C’est curieux, car les publications numériques ont semblé se développer très rapidement, puis cela s’est essoufflé tout aussi rapidement.

Je pense que les auteurs n’en ont pas vraiment exploré tout le potentiel. peut-être que c’est venu pour les photographes au même moment où a explosé aussi le livre physique.


OC

Je pense que certain éditeurs ont voulu simplement calquer la structure, l’apparence et même le nom du livre. Ils s’imaginaient que cela allait peut-être démultiplier les rentrées d’argent et apporter une solution à la crise, mais ça a plutôt créé une confusion chez les lecteurs, et un business plan ridicule entre les investissements technologiques et les bénéfices.

CDM

C’est là où ça peut devenir une plateforme intéressante pour les artistes. Si il n’y a plus d’enjeux économiques autour de ça, alors ça limite la contamination. Car l’industrie du Photobook est contaminé maintenant avec la spéculation, le coût de la signature, etc.

C’est pareil pour le photo-journalisme, si l’on arrive à trouver des système accessibles à tout le monde et sans vocation commerciale, avec un coût de production réduit au minimum, peut-être qu’il y a là la place pour une forme de renouveau.


OC

En 2012, david Campany s’étonnait que le terme Photobook n’apparaissait dans aucune étude avant les années 2000, alors qu’il est censé décrire un phénomène du 20ème siècle.

Es-tu d’accord si je dis que le numérique a contribué à une nouvelle histoire du livre de photographie qui commencerait après les années 2000?

CDM

Je n’ai commencé qu’en 2012, donc je ne saurais pas te répondre de manière sûre.

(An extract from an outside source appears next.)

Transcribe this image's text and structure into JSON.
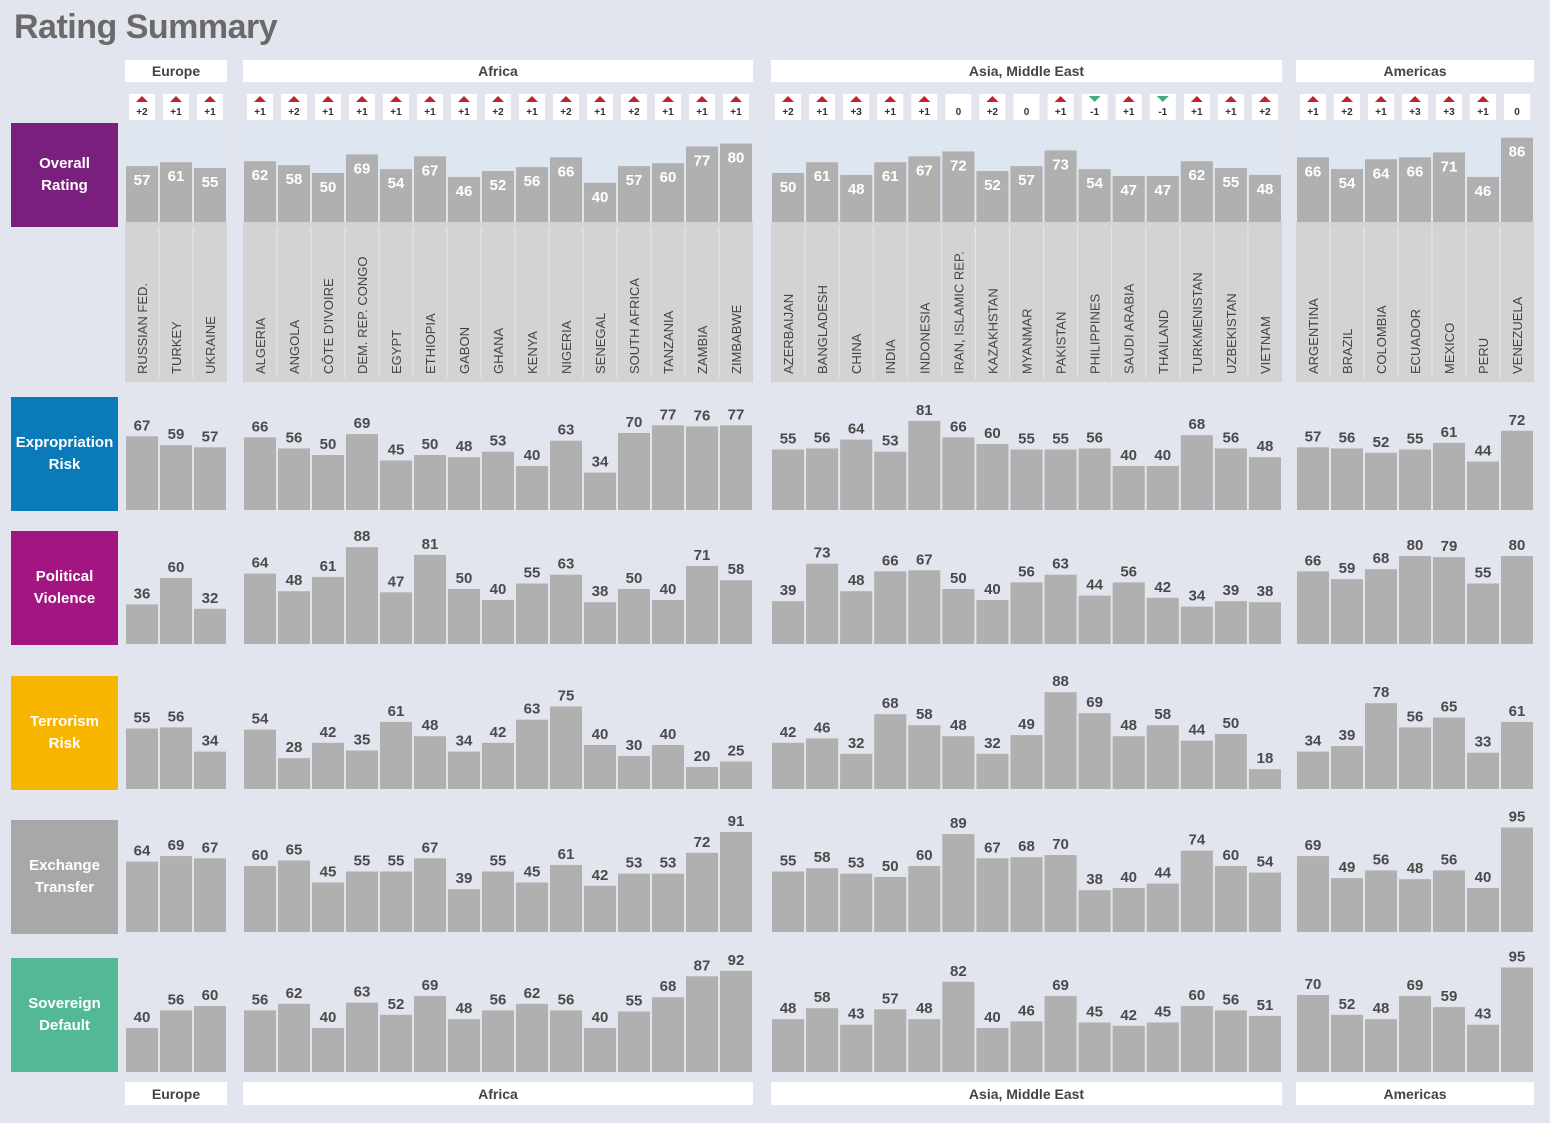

Pour ce qui est du terme Photobook, ce doit être à cause du hashtag, la nécessité de créer un terme simple et identifiable pour le plus grand nombre. Il y a ce professeur, Philip Zimmermann qui a fait une chronologie de l’évolution des termes pour parler des livre contenant des photographies.

je l’ai rencontré à Rochester et il m’a aussi montré un livre incroyable de 1975 : Cover to cover de Michael Snow. Ce n’est pas un livre qui m’a influencé, malheureusement, mais j’aurais aimé le découvrir avant…

Si j’avais eu ce livre, j’aurais commencé à faire des Photobooks à 3 ans.